LongSplat: Robust Unposed 3D Gaussian Splatting

LongSplat: Robust Unposed 3D Gaussian Splatting for Casual Long Videos (NYCU & NVIDIA Research)

LongSplat is a new framework that achieves high-quality novel view synthesis from casually captured long videos, without requiring camera poses.
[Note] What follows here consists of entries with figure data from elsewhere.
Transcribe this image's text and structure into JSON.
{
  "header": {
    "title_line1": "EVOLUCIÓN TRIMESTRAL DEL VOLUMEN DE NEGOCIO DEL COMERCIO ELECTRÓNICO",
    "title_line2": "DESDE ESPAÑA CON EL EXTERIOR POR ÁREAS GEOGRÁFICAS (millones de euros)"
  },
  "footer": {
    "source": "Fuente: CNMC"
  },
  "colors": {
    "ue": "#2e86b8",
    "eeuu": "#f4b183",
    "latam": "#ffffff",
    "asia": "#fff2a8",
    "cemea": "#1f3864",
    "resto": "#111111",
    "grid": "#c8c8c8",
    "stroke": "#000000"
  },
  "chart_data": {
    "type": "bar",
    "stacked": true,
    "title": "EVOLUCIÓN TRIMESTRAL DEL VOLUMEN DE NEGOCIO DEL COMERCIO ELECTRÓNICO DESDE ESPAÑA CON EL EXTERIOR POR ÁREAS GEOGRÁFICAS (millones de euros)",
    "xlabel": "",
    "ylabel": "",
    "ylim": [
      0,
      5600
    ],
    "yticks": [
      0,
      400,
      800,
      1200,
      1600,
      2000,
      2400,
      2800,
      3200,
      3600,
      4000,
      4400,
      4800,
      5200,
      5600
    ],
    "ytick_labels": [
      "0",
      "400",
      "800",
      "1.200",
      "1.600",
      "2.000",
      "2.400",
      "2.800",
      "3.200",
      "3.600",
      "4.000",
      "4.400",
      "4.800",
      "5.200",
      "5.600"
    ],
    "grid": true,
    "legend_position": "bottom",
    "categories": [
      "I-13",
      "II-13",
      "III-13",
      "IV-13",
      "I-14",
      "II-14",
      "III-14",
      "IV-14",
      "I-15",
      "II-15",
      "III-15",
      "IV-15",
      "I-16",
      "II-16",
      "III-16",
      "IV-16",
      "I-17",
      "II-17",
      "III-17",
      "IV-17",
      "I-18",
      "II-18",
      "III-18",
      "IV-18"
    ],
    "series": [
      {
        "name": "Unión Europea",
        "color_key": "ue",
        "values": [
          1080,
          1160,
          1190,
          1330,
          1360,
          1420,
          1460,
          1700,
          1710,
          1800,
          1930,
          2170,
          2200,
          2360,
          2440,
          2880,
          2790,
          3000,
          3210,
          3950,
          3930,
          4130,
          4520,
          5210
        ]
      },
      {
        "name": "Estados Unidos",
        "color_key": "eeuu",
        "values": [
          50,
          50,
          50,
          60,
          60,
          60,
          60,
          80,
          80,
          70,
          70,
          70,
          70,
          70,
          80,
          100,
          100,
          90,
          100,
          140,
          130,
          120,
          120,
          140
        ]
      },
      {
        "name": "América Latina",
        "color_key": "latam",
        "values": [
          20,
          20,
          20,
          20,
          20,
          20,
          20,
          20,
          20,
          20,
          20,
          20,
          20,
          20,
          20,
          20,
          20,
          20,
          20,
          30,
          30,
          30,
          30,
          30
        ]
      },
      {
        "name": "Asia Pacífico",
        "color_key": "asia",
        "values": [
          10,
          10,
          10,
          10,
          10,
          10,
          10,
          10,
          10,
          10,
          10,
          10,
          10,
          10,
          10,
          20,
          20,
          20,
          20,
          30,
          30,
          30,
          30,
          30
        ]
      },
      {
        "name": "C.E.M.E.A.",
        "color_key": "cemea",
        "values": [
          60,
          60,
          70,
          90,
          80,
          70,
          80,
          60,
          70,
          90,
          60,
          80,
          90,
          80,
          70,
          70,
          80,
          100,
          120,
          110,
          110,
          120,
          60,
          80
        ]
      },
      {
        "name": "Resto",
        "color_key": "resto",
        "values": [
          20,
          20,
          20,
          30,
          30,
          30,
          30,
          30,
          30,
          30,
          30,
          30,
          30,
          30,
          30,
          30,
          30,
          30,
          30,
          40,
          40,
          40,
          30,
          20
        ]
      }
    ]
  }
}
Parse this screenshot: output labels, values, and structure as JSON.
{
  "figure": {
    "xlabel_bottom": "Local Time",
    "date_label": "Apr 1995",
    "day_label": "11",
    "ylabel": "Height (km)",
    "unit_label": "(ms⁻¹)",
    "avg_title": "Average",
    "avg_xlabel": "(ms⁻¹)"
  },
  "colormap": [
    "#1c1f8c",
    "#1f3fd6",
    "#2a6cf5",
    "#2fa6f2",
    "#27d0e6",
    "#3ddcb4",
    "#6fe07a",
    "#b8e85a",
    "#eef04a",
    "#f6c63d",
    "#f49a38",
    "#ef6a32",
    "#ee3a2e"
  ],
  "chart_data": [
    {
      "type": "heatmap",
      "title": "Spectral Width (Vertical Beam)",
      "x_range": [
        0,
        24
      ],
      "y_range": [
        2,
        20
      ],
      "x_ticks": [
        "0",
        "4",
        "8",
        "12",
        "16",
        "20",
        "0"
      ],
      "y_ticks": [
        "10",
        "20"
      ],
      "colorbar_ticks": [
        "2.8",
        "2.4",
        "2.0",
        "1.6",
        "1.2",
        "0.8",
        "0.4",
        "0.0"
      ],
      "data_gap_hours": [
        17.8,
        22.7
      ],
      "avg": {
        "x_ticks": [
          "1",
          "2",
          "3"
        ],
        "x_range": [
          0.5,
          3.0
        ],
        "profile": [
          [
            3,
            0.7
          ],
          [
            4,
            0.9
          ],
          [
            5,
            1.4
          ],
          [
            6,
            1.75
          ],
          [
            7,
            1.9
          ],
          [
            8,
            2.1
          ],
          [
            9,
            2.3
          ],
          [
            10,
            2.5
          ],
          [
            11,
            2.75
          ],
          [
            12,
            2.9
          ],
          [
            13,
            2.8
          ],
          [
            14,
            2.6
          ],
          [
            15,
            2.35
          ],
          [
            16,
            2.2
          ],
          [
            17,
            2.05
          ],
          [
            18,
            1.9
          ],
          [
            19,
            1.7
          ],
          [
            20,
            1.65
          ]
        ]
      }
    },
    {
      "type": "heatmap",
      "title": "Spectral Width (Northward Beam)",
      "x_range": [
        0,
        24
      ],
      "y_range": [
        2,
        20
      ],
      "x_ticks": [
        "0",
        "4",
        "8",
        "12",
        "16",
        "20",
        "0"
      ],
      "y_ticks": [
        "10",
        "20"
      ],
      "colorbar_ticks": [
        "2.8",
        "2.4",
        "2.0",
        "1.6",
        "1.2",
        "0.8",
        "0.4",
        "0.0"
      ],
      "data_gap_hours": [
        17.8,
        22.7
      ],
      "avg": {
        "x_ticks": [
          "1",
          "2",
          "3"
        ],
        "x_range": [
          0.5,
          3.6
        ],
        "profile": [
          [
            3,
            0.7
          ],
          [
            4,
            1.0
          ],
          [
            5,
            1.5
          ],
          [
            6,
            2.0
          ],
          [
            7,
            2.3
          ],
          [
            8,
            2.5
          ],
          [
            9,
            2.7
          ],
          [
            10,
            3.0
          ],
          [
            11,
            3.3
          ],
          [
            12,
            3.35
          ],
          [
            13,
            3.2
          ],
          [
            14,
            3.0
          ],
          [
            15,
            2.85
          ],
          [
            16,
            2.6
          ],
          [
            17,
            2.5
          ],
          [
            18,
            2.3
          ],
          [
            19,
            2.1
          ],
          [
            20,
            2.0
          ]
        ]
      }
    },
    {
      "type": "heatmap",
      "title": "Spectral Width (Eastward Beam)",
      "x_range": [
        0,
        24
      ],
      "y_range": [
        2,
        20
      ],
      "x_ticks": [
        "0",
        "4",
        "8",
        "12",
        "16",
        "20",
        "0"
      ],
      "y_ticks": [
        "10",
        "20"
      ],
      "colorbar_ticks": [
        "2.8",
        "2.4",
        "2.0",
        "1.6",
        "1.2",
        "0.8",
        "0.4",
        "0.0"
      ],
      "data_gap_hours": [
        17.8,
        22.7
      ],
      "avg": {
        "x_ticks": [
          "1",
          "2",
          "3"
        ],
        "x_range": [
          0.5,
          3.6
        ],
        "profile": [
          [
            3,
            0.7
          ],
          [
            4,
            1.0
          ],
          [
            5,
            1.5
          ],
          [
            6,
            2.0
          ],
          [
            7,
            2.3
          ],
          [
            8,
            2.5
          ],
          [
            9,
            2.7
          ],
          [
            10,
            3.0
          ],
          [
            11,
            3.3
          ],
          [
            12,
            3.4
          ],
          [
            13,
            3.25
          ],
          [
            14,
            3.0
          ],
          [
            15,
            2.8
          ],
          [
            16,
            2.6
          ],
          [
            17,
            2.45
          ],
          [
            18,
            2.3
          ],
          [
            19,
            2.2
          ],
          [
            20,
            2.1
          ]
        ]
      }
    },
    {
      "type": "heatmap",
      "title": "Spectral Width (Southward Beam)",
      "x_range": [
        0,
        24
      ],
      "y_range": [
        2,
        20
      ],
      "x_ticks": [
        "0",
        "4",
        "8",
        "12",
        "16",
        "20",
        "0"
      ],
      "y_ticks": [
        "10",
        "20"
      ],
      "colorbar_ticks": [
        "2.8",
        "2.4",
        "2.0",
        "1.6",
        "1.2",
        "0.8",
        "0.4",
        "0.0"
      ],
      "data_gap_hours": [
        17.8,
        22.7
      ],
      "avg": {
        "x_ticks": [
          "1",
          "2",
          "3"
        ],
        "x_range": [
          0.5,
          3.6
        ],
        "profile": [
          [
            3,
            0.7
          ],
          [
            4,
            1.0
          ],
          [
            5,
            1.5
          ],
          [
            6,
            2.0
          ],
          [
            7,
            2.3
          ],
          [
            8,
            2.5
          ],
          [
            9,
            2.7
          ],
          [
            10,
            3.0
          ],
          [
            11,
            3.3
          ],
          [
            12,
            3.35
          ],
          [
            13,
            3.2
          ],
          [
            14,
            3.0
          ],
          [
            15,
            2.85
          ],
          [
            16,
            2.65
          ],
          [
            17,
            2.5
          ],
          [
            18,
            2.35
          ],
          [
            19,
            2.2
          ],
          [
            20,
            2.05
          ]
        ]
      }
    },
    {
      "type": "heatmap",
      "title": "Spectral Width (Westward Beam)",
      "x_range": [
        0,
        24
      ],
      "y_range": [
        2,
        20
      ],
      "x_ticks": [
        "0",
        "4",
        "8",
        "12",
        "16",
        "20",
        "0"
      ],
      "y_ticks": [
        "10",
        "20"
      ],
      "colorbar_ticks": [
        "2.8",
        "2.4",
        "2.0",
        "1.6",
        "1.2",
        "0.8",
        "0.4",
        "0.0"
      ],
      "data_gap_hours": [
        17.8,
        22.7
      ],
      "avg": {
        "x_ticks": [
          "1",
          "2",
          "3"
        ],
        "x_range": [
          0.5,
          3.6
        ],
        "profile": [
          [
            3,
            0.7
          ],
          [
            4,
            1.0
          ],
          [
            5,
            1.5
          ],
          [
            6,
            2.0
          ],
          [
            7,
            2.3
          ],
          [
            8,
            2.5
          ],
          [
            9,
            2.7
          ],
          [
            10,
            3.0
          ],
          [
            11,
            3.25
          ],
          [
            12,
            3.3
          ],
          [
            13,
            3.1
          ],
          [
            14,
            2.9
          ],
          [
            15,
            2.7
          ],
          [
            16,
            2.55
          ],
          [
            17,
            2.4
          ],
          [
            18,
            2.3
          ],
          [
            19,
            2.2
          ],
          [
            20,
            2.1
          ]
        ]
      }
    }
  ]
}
It overcomes challenges like irregular motion, pose drift, and memory limits to deliver state-of-the-art 3D reconstructions.

Key Highlights:

Joint Optimization: Simultaneously refines camera poses and 3D Gaussians, ensuring globally consistent reconstructions.
Robust Pose Estimation: Leverages learned 3D priors for accurate camera tracking even under complex trajectories.
Octree Anchor Formation: A density-driven adaptive strategy that reduces memory usage while preserving fine scene details.
Superior Performance: Outperforms COLMAP, LocalRF, CF-3DGS, and others on Free, Hike, and Tanks & Temples datasets, avoiding pose drift and OOM failures.
Efficiency at Scale: Achieves real-time training speed (281 FPS) with a compact 101 MB model size on RTX 4090.

Why It Matters:
Casually recorded videos from phones and action cameras are everywhere, but extracting reliable 3D scenes is extremely difficult. LongSplat shows that 3D Gaussian Splatting can be made robust and memory-efficient for long, unconstrained videos, paving the way for VR/AR, digital tourism, video editing, and navigation applications.